The teleplay was written by James Costigan as an adaptation of Henry James' 1898 novella, The Turn of the Screw. Before completing the adaptation, Costigan flew to Sweden to meet with Bergman. His final script assigned 1,100 lines of dialogue to Bergman, who appeared in every scene but one.

Producer/director John Frankenheimer used 500 camera "cuts" in the 90-minute production, an average of almost seven per minute.

Executive producer Hubbell Robinson was credited with signing Bergman to appear in the production. Bergman made her "world television debut" in the production.

Warren Clymer was the production designer. The music was composed and conducted by David Amram.

Two years after the program aired, the story was adapted into a feature film, The Innocents starring Deborah Kerr.

==Reception==
===Critics===
In The New York Times, Jack Gould wrote that Bergman delivered a performance of "shattering and chilling power" in which her "fluidly mobile face . . . projected the mounting horror" while at other times she evoked "warmth and sincerity" in bolstering the children.

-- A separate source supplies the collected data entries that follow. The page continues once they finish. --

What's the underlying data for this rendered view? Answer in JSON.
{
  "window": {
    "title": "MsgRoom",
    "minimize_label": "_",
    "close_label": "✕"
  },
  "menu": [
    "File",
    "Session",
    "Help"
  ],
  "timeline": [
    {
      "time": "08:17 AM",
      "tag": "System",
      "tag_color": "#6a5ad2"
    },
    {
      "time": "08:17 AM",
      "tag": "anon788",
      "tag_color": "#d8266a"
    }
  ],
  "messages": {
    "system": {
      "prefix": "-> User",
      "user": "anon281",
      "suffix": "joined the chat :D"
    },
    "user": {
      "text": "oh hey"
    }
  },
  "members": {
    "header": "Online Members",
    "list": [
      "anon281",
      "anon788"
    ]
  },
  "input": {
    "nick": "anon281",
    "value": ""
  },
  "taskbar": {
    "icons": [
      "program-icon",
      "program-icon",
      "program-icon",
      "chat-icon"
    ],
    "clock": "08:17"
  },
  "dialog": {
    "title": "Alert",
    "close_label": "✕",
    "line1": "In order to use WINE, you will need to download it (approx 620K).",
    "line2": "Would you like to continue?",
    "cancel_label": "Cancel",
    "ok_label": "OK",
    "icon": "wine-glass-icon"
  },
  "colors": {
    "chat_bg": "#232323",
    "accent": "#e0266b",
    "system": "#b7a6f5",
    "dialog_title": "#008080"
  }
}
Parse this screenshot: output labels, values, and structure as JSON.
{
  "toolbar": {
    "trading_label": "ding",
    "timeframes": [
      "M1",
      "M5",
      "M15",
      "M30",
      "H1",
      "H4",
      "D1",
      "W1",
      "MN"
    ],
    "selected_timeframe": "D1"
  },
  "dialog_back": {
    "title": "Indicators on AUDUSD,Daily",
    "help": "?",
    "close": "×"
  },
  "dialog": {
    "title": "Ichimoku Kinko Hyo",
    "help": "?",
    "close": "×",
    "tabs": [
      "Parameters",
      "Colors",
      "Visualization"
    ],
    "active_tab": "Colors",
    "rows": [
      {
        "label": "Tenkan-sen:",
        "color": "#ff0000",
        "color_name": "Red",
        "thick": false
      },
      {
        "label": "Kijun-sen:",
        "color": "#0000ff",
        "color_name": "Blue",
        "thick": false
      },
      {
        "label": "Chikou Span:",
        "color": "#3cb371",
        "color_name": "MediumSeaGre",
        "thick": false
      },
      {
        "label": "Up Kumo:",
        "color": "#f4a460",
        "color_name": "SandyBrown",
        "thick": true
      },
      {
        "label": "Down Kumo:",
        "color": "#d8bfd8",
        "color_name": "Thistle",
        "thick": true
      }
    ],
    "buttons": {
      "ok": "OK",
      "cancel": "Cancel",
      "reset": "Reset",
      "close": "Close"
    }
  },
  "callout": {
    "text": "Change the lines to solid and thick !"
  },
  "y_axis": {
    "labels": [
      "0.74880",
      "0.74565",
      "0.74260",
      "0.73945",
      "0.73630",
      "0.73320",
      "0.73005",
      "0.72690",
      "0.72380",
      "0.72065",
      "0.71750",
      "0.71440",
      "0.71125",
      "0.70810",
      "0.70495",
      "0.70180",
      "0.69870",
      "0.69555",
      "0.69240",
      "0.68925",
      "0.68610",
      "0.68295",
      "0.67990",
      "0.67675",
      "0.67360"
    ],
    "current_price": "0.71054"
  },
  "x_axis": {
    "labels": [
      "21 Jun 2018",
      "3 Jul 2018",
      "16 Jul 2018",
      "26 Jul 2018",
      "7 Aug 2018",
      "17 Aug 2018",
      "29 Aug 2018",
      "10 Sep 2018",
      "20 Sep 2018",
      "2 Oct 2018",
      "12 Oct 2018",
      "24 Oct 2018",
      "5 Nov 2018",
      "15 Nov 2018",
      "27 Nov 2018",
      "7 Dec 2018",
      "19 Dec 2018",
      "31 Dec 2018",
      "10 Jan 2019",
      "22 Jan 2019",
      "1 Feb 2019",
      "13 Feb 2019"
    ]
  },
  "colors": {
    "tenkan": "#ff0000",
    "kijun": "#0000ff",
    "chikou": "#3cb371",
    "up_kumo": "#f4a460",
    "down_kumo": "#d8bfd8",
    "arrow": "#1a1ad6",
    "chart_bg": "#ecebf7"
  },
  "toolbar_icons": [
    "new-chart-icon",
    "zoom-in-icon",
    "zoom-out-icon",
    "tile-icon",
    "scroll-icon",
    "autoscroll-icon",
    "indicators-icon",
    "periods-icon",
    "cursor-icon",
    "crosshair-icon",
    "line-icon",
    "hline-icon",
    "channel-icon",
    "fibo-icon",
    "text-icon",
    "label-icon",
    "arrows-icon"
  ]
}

Gould also praised John Frankenheimer's sometimes inspired direction and Costigan's screenplay for carefully building suspense and tension.

Associated Press television critic Cynthia Lowry called it "superior entertainment, even if it didn't succeed in freezing us in horror." Lowry also welcomed Bergman's American television debut in a performance delivered with "skill and conviction."

In the Oakland Tribune, TV critic Bill Fiset called it "a beautiful production and a credit to television." He praised Frankenheimer's skillful use of closeups and camera cuts, his use of shots in which one camera was seen in extreme closeup and another in the background, and his framing of action in the curve of Bergman's neck and shoulder.

In The Miami Herald, Jack Anderson wrote that "Bergman was at her best" and concluded: "In every way, the production was as close to anything I have ever seen on television in all the years of watching it. It was one of those rare dramas that was a television peer of the finest motion pictures."

Author James Thurber praised Bergman's "memorable performance" of "a well-written, well-directed 'Turn of the Screw'". In an academic journal article reviewing all the adaptations of Turn of the Screw, Thomas M. Cranfill and Robert L. Clark, Jr. wrote: "[Bergman's] performance and the production in general were pronounced successes. One doubts than any other TV dramatization inspired more discussion, or praise, in 1959."

===Awards===
Ingrid Bergman won an Emmy Award for outstanding single performance by an actress. Frankenheimer and Costigan also received Emmy nominations for directing and writing.

Bergman also won the Sylvania Award for outstanding performance by an actress in a starring role. The production also received Sylvania nominations for outstanding dramatic program of the year and for outstanding performance by an actress in a supporting role (child actor Alexandra Wager).